Capital gains constitute any money earned from the sale of an asset. According to the IRS, assets include anything of value that a person owns, from furniture and computers to securities such as mutual-fund shares. Two types of capital gains exist, long-term capital gains and short-term capital gains. Short-term capital gains comprise any profit made on an asset owned for less than one year. Long-term capital gains comprise profits made on assets owned for one year or more. Capital gains constitute profit. For instance, if you purchased a share for $15 and sell it for $20, your capital gain is $5.

Capital-Gains Taxes

States and the federal government tax capital gains. As a general rule, states that impose income taxes tax long-term and short-term capital gains at the same rate as the rest of your income. The federal government calculates your net capital-gain income by subtracting all short-term capital losses and long-term losses carried over from the previous year from your long-term gains. The IRS taxes this amount at a lower rate than the rest of your income. The standard capital-gains tax stands at 15 percent in 2011 but changes based on your total income.
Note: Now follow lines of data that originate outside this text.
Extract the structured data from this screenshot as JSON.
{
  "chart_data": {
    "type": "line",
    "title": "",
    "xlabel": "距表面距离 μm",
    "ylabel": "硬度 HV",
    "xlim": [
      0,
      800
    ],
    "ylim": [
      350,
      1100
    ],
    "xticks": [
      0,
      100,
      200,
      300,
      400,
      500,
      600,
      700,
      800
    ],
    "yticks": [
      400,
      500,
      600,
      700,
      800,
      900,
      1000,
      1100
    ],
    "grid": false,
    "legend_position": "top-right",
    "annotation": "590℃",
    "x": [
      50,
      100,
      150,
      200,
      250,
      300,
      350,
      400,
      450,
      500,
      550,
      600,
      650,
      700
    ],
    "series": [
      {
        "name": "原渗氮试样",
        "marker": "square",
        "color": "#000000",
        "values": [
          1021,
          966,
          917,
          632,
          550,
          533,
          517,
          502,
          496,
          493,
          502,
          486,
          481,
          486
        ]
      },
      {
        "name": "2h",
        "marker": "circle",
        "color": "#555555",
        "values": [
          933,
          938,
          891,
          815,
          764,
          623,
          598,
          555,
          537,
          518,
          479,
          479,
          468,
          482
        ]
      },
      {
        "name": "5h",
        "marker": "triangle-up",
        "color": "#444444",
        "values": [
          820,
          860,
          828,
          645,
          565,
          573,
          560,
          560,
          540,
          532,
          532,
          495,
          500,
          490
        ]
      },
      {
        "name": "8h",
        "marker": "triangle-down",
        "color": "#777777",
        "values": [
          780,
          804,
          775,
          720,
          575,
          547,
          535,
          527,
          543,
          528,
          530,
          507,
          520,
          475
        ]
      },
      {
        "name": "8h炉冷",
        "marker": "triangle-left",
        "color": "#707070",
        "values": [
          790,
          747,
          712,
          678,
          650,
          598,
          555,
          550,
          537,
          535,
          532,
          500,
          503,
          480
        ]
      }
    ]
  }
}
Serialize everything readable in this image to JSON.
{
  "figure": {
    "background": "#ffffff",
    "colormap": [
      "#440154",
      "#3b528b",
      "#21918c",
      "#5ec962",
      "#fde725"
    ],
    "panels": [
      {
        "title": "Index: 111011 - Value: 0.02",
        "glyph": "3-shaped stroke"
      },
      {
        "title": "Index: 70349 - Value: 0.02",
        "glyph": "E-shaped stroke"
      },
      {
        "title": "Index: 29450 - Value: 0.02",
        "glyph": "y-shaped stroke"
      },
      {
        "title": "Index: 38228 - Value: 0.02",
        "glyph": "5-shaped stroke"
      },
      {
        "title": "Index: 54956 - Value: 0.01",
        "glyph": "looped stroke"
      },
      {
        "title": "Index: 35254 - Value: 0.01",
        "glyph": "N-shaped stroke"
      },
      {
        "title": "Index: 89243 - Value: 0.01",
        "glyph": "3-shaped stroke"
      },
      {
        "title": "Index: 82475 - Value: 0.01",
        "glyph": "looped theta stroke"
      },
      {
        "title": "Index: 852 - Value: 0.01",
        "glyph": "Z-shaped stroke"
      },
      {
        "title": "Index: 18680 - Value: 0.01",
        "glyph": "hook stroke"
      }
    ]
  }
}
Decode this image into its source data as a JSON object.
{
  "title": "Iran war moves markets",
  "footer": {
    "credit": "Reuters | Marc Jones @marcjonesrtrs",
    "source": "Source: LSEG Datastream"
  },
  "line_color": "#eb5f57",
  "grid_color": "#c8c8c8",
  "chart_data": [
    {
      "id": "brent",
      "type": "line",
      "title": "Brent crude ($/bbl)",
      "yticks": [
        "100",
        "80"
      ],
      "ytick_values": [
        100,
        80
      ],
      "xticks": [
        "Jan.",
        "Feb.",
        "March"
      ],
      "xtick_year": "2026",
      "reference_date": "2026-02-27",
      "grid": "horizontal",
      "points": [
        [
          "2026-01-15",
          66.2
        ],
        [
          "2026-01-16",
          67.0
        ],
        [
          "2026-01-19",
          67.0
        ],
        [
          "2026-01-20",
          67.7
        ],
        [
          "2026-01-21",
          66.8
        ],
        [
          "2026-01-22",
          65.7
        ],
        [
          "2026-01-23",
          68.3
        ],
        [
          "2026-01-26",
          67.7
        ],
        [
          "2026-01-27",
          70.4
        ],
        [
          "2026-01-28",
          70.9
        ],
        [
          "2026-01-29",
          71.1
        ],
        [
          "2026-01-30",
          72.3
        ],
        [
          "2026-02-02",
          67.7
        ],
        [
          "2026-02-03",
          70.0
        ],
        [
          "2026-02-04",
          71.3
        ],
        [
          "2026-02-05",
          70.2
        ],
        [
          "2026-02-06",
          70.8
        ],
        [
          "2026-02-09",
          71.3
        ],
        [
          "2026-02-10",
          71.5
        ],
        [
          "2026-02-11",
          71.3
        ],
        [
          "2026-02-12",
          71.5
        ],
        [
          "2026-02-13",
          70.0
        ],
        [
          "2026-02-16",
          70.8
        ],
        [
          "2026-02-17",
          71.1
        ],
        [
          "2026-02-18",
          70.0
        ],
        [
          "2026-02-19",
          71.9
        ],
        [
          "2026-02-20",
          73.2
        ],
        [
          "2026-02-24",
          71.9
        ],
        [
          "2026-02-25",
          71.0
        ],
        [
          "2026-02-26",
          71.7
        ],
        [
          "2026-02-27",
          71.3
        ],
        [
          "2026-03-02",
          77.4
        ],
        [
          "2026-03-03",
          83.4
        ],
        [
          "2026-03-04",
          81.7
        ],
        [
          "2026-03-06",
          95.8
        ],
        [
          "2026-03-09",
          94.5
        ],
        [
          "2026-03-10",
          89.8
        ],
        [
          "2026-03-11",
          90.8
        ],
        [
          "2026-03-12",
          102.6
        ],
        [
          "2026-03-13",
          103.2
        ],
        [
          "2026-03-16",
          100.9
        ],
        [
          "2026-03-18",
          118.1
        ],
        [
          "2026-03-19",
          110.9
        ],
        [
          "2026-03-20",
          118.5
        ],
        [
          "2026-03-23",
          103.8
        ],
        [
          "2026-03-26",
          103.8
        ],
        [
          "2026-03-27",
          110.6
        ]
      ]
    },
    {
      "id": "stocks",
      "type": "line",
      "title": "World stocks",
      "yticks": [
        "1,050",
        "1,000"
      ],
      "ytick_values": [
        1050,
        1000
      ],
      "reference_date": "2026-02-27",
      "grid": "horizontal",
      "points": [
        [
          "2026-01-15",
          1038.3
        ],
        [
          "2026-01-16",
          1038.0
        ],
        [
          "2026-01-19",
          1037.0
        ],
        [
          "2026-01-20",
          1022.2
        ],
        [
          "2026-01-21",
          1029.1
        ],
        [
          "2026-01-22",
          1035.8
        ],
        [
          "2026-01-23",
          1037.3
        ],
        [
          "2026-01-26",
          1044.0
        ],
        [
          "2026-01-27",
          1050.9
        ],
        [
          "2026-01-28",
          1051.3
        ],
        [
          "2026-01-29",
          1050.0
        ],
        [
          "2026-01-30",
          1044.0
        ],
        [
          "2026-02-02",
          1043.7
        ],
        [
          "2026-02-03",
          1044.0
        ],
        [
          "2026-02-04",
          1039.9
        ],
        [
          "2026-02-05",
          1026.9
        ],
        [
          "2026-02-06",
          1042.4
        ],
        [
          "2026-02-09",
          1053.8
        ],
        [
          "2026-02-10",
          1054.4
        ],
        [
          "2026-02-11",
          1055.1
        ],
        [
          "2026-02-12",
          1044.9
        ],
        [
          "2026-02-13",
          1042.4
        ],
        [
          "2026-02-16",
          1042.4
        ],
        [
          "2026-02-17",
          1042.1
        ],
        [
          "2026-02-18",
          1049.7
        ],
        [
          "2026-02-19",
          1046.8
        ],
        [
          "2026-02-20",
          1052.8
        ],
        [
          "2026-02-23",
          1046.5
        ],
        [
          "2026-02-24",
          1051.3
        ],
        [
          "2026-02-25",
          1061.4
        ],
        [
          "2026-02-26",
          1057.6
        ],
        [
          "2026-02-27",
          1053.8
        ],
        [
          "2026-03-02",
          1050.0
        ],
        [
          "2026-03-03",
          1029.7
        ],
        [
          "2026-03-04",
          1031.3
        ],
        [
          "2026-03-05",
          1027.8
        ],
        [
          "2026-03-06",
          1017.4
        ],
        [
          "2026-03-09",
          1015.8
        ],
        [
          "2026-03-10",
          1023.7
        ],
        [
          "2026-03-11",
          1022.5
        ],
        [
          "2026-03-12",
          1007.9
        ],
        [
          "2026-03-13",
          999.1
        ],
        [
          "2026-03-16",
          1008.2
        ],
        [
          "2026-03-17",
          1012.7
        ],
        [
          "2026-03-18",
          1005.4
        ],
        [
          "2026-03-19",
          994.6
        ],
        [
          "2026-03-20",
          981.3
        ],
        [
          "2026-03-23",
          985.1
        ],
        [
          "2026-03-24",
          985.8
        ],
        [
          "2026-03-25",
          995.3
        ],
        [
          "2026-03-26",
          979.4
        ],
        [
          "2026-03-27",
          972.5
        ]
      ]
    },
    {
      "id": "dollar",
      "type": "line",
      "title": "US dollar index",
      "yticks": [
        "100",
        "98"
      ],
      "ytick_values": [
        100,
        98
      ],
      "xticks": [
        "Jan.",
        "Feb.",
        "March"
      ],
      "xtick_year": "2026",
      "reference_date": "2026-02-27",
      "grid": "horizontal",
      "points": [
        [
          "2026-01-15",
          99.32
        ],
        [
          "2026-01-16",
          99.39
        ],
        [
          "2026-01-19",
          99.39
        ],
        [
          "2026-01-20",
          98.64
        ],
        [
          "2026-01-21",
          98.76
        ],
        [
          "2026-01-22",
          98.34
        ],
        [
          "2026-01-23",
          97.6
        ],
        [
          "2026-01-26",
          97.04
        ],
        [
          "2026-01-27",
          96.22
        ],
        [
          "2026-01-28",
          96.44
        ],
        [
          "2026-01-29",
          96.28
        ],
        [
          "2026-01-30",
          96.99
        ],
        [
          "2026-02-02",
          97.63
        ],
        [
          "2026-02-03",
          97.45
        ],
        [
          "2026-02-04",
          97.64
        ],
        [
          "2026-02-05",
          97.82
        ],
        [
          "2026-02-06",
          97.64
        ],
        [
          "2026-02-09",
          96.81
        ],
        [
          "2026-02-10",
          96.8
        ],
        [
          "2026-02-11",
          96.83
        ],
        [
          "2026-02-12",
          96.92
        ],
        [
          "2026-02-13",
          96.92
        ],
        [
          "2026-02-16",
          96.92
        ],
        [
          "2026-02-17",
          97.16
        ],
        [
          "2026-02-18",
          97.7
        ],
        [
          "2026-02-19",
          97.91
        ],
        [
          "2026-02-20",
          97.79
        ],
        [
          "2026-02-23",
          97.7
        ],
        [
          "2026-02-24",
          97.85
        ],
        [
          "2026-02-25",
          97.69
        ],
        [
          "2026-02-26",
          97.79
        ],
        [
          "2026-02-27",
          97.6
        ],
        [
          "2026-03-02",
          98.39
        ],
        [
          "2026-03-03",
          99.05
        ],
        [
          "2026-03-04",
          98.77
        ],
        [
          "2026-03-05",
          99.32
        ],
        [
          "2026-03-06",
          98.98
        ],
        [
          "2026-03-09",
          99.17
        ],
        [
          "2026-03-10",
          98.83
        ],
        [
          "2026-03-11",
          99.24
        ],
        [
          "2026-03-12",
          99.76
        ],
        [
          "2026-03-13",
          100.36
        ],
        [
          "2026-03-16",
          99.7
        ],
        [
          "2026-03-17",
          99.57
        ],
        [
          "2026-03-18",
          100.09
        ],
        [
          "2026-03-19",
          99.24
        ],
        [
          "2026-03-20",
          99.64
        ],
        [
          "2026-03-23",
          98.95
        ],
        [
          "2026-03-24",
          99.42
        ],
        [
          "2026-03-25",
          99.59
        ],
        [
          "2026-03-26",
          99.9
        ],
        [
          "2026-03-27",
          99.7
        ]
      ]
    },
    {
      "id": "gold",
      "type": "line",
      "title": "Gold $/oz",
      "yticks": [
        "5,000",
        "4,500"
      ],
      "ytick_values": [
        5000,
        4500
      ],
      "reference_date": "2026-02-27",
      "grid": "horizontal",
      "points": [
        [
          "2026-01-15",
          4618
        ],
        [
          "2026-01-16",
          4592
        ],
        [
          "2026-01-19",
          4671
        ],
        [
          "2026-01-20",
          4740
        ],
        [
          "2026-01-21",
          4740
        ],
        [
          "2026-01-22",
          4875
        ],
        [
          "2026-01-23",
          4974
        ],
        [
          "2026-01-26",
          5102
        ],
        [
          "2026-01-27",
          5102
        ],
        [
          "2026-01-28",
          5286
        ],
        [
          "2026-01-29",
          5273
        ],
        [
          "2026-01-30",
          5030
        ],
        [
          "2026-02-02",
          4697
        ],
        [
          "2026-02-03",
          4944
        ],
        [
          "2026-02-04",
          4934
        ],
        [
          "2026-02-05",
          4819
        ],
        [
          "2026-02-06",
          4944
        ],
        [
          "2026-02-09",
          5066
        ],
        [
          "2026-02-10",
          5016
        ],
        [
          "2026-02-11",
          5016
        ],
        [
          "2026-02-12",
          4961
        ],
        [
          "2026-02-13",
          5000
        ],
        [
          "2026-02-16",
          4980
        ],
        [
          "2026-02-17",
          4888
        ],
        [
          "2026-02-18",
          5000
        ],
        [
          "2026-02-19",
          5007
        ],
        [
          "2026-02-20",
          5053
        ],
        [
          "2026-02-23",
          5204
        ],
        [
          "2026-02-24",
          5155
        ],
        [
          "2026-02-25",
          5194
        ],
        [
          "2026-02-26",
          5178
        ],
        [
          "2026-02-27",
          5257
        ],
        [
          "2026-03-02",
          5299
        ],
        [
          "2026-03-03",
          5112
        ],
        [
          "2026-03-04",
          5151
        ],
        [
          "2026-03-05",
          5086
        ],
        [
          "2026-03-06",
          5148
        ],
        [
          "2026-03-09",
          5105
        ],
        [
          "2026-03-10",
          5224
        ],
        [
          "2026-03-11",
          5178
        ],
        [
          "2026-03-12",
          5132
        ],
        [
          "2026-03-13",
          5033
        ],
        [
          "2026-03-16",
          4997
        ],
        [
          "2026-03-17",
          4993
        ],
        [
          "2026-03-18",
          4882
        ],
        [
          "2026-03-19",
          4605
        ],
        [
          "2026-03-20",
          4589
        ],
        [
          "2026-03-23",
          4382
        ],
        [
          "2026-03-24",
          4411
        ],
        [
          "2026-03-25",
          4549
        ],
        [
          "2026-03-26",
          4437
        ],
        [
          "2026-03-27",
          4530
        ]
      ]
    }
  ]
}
Short-term capital gains qualify as standard income for federal-tax purposes.

Capital Losses

Capital losses occur when you lose money on the sale of an asset. For instance, assume you purchase 100 mutual-fund shares at $25 each, for a total cost of $2500. Due to a decline in mutual-fund value, you sell those shares for $15 each, taking in $1,500. You incur a capital loss of $1,000 ($2,500-$1,500) in this instance. If your capital losses exceed your capital gains, you can deduct losses from your taxes. As of 2011, individuals may deduct $1,500 in capital losses and couples filing jointly may deduct $3,000.

Other Taxes Associated with Mutual Funds

Investing in mutual funds leaves you susceptible to a variety of tax types beyond capital-gains taxes levied against the sale of mutual-fund shares. By federal law, mutual funds must pay out 98 percent of their annual profits in order to remain tax-free. Because of this, mutual funds regularly pay dividends and disbursements to investors. Standard income-tax rates apply to dividends earned through mutual-fund investments, while disbursements constitute a form of capital gains.